Remember that while a PDE might have whole families of solutions, in practice we often want to look at the solution(s) that satisfy certain initial and/or boundary conditions.
The Schwarzschild "black hole" is a specific case of a more general solution, that makes the following assumptions:
The system is spherically symmetrical about the (spatial) origin.
The system is not changing with respect to time.
The system "flattens out" in the limit as the distance from the origin goes to infinity.
Under these assumptions, you get the classic "rubber sheet with a mass on it" kind of behaviour in the solution, and the amount of distortion at a given point is a function of (a) how far the point is from the origin, and (b) how much mass is closer to the origin than the point (i.e. if the point is at distance $R$, then how much mass is at distance $r \leq R$).

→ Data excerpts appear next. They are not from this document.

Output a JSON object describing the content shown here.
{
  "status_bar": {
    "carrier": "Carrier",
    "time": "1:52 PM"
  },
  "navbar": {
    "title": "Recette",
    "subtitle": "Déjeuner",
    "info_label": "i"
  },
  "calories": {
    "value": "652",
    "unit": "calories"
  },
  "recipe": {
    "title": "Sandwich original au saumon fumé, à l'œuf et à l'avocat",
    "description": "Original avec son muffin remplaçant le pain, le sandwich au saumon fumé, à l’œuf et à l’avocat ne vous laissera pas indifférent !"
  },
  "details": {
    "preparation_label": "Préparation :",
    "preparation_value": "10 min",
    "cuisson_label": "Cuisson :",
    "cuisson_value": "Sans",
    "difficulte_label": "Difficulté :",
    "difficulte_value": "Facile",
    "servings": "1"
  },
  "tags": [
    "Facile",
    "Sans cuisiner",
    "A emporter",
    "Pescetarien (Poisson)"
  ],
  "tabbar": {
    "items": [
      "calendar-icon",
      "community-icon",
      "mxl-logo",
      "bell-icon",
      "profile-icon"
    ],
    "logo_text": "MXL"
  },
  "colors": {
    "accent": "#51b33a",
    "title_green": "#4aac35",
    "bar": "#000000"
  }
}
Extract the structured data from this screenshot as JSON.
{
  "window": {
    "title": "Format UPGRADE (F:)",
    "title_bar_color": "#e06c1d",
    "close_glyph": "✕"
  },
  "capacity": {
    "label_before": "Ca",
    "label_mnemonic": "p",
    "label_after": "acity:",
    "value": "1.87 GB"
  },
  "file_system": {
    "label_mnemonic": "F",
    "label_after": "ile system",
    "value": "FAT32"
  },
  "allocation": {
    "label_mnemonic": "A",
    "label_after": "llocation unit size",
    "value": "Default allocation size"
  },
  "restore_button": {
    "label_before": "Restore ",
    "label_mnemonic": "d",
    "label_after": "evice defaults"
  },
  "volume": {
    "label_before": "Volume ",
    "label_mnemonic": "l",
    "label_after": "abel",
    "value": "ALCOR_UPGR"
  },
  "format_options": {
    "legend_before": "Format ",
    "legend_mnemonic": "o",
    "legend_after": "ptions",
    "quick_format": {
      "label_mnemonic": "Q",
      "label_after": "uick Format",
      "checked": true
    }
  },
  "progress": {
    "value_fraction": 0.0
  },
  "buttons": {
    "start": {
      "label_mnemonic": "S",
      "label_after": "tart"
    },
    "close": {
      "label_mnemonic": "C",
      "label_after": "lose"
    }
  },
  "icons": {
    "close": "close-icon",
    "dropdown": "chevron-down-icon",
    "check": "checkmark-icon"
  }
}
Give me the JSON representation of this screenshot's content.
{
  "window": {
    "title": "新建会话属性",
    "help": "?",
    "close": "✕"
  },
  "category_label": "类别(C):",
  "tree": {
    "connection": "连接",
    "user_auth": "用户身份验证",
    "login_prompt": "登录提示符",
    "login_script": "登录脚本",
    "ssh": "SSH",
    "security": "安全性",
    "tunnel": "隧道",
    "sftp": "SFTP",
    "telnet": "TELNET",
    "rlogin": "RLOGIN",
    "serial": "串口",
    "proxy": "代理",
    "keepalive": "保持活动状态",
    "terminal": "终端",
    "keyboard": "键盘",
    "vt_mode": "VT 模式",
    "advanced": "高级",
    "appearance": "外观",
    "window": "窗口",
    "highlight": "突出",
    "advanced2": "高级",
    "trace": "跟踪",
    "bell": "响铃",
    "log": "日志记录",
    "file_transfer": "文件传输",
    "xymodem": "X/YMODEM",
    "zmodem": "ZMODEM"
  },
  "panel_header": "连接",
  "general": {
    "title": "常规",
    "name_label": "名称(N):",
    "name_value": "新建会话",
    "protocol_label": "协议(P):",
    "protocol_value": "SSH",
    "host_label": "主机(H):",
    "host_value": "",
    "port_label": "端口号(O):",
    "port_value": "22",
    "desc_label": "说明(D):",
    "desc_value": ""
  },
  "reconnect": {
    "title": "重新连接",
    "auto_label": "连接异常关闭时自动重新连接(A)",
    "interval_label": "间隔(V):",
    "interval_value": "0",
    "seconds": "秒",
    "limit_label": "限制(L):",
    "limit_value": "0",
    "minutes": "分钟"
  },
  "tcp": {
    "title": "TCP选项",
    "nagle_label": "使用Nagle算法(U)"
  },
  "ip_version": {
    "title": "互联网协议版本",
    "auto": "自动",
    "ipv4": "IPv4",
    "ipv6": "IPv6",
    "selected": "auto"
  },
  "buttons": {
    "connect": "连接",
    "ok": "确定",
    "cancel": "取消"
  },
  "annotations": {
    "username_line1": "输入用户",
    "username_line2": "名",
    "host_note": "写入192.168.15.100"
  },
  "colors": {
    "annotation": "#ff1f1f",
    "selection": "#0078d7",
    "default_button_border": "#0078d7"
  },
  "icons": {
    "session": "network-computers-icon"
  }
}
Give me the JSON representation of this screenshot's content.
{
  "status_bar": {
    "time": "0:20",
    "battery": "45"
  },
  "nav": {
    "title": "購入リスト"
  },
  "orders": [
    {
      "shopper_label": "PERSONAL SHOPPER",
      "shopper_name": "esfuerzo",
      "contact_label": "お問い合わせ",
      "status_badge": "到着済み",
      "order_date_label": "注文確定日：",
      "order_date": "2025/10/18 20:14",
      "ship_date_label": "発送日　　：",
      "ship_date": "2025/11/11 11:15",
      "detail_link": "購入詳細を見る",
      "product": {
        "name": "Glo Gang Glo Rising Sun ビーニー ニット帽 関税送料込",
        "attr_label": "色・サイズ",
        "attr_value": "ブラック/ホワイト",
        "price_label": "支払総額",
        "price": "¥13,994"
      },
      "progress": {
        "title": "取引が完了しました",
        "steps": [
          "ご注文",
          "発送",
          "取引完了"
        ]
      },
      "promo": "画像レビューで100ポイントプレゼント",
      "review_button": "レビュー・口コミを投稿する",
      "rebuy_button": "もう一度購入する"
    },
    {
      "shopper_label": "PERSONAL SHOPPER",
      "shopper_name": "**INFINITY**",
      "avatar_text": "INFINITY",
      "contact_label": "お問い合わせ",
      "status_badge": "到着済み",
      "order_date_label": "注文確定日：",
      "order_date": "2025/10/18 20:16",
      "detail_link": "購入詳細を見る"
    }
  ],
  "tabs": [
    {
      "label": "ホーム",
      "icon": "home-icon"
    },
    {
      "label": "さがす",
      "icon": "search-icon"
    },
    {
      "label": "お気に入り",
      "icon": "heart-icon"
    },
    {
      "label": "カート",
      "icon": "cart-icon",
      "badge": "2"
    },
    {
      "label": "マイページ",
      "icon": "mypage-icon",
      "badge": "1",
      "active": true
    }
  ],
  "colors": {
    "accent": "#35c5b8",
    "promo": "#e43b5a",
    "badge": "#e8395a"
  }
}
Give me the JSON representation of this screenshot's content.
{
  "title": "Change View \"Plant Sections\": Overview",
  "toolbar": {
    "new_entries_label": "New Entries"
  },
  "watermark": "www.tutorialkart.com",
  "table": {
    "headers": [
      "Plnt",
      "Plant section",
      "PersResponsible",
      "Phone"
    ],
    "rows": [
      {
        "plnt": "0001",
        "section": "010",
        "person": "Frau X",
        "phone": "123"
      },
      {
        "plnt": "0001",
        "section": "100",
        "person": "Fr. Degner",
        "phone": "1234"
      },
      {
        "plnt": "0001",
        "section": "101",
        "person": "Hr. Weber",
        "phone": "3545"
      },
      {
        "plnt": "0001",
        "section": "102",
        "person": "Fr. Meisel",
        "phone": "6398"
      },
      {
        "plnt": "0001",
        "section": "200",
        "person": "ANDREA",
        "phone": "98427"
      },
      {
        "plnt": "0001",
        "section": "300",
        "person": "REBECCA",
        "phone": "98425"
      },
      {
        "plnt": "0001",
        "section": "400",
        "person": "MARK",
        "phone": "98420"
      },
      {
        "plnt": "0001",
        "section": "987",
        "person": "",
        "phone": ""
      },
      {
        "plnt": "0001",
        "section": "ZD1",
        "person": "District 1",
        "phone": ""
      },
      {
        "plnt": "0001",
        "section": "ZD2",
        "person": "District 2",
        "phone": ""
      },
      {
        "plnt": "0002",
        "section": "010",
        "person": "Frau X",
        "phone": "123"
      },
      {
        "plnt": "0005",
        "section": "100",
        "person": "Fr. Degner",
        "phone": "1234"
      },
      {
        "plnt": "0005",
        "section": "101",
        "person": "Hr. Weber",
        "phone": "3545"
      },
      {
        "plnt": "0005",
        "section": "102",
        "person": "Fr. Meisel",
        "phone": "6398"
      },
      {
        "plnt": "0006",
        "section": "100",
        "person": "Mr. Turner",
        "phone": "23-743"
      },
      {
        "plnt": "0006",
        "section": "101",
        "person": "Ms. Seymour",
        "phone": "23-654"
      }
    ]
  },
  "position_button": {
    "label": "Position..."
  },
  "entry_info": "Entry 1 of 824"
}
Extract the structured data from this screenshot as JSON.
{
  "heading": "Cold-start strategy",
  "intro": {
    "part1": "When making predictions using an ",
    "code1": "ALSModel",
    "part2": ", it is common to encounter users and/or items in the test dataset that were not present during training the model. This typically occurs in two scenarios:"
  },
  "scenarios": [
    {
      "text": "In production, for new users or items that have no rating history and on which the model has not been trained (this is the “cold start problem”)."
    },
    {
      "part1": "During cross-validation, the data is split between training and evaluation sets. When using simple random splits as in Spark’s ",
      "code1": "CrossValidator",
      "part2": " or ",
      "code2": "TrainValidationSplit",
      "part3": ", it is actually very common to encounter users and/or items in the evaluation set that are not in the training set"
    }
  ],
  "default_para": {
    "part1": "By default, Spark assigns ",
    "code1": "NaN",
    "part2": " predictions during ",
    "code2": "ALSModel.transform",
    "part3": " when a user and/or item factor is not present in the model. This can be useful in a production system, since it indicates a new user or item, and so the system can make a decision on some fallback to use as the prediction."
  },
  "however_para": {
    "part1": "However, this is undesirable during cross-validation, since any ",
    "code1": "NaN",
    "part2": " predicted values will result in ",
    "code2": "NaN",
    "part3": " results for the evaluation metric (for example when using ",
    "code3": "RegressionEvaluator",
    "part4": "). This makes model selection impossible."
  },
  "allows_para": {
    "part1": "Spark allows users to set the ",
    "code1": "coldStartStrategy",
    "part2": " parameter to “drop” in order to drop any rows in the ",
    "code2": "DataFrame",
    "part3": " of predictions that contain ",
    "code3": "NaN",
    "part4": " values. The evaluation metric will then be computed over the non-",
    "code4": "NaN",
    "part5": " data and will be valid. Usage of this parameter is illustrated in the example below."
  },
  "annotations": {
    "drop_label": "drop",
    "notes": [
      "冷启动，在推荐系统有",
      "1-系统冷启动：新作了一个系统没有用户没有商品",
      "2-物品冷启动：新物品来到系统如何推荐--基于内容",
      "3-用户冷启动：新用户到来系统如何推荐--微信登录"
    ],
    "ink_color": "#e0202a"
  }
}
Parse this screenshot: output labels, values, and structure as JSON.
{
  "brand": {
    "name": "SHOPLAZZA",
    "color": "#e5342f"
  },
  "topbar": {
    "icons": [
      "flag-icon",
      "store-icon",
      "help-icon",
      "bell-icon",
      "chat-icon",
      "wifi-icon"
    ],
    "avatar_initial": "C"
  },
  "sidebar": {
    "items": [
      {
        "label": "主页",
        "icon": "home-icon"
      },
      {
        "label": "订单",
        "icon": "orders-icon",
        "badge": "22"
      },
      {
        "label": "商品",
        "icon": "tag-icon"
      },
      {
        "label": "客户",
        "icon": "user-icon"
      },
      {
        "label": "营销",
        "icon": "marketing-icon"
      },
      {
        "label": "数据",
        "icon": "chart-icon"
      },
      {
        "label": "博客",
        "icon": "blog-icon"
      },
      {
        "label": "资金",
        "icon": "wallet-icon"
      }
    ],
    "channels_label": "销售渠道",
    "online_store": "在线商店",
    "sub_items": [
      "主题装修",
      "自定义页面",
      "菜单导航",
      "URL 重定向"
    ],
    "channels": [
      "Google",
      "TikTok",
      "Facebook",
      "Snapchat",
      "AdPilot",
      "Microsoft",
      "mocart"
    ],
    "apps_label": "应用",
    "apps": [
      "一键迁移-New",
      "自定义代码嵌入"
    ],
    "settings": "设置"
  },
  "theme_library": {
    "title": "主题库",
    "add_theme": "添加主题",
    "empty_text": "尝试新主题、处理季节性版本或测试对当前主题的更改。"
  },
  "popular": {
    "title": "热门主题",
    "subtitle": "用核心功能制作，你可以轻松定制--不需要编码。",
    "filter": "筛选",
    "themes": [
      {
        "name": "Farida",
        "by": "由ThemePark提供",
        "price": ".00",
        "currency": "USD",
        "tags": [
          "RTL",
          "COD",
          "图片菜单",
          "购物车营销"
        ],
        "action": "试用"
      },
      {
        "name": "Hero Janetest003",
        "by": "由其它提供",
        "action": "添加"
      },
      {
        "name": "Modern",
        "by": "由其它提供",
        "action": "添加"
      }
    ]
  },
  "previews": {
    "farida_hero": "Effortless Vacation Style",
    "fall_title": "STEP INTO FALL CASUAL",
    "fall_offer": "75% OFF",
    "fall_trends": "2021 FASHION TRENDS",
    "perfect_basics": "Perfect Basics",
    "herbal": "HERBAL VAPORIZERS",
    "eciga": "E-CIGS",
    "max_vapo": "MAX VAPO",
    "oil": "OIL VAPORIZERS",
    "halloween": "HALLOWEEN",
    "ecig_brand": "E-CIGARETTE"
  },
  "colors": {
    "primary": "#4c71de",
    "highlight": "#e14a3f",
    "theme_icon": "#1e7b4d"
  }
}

If you look at that distortion function, then in fact as long as the mass is sufficiently spread out then the entire thing is smooth, with no discontinuities. The discontinuities only occur when the mass is sufficiently compact - specifically, when an amount of mass is present in a volume contained within its own Schwarzschild radius. Even then, with an appropriate change of co-ordinates you will still have a smooth metric everywhere (the Schwarzschild metric assumes that all of the mass is contained in a point at the origin which is why it has an unremovable singularity there, whereas other solutions that assume a broader distribution of mass can avoid that to some extent).